10 días que no sirvieron para mucho

Reflexiones que llegan después de una gira intensa de la selección mexicana: el Tri es una máquina de hacer dinero antes que un equipo de futbol que se prepara para competir con la idea de llegar lo más lejos posible en la Copa del Mundo de Brasil.

Los futbolistas están ya en Santos, el lugar que seleccionaron para estar concentrados y entrenar. La noche del sábado pasado llegaron, tras un viaje de 12 horas o más de Nueva York a Sao Paulo. Y llegaron según ellos mismos lo dijeron muy cansados, molidos pudiera decirse pues al estrés que se genera cuando vas a ser puesto a prueba y millones de ojos te estarán observando, se añade un cansancio físico que pudiera haber sido en parte evitado.

Pero no, en este futbol de nuestros días no se piensa demasiado en el ser humano futbolista, se actúa como si ese futbolista fuera una máquina a la que hay que explotar lo más que se pueda.

La selección que dirige Miguel Herrera, que debuta el próximo viernes 13 contra su similar de Camerún, bien pudo haberse trasladado a Brasil hace 10 días. Eso le hubiera permitido adaptarse a un horario diferente, a un clima diferente y a muchas otras situaciones que pesan al momento de competir. Pero no, había que cumplir con una serie de partidos parte de un contrato multimillonario con la empresa SUM.

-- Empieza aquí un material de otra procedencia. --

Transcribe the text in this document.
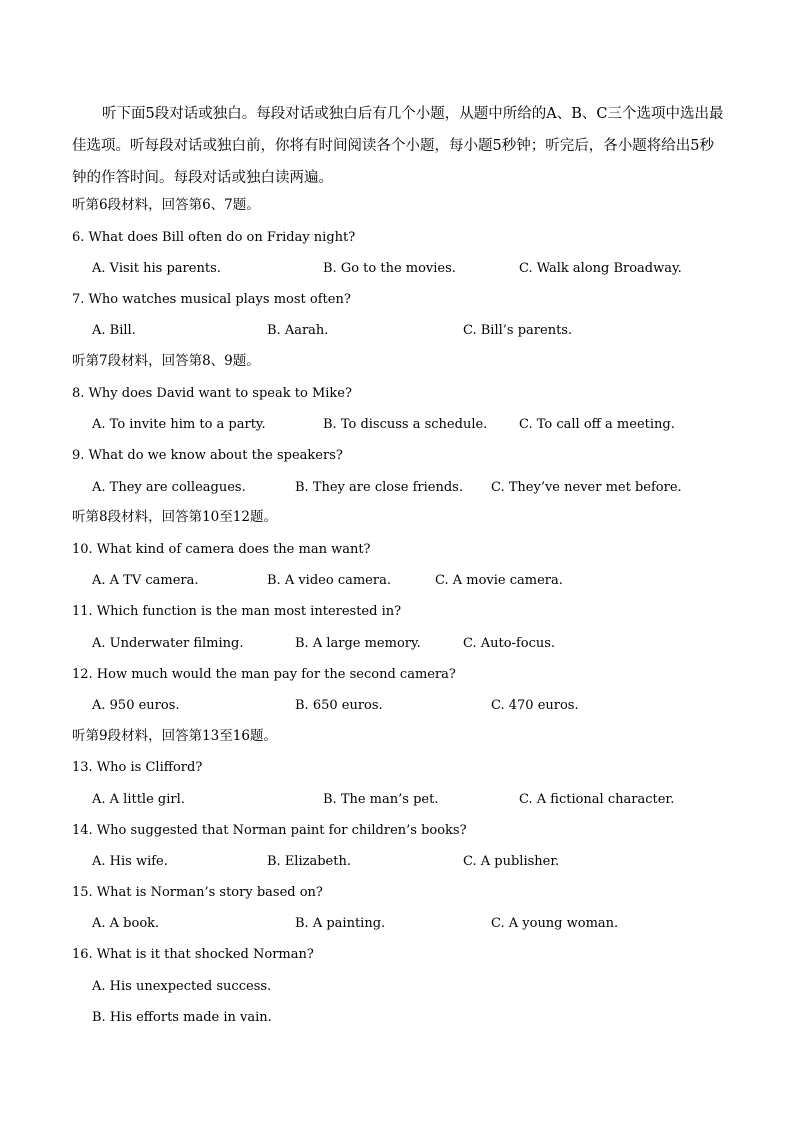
听下面5段对话或独白。每段对话或独白后有几个小题，从题中所给的A、B、C三个选项中选出最佳选项。听每段对话或独白前，你将有时间阅读各个小题，每小题5秒钟；听完后，各小题将给出5秒钟的作答时间。每段对话或独白读两遍。

听第6段材料，回答第6、7题。
6. What does Bill often do on Friday night?
A. Visit his parents.	B. Go to the movies.	C. Walk along Broadway.
7. Who watches musical plays most often?
A. Bill.	B. Aarah.	C. Bill’s parents.
听第7段材料，回答第8、9题。
8. Why does David want to speak to Mike?
A. To invite him to a party.	B. To discuss a schedule. C. To call off a meeting.
9. What do we know about the speakers?
A. They are colleagues.	B. They are close friends. C. They’ve never met before.
听第8段材料，回答第10至12题。
10. What kind of camera does the man want?
A. A TV camera.	B. A video camera.	C. A movie camera.
11. Which function is the man most interested in?
A. Underwater filming.	B. A large memory.	C. Auto-focus.
12. How much would the man pay for the second camera?
A. 950 euros.	B. 650 euros.	C. 470 euros.
听第9段材料，回答第13至16题。
13. Who is Clifford?
A. A little girl.	B. The man’s pet.	C. A fictional character.
14. Who suggested that Norman paint for children’s books?
A. His wife.	B. Elizabeth.	C. A publisher.
15. What is Norman’s story based on?
A. A book.	B. A painting.	C. A young woman.
16. What is it that shocked Norman?
A. His unexpected success.
B. His efforts made in vain.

Esto implicó traslados a aeropuertos, desmadrugadas, trasnochadas, horas puestas al servicio de una agenda cuya lógica principal estuvo regida por el negocio y no por lo que mejor convenía a la integración de un equipo de futbol formado por jugadores que casi no han jugado juntos.

Podrá decirse lo que se quiera en descargo. Que si la Federación Mexicana de Futbol necesita de ese dinero que genera el Tri… Que si la mayoría de las selecciones con cartel internacional hicieron lo mismo… Que jugando en Estados Unidos era la única manera de enfrentar a equipos competitivos… Lo que sea que se diga puede sonar razonable, pero no significa que haya estado bien.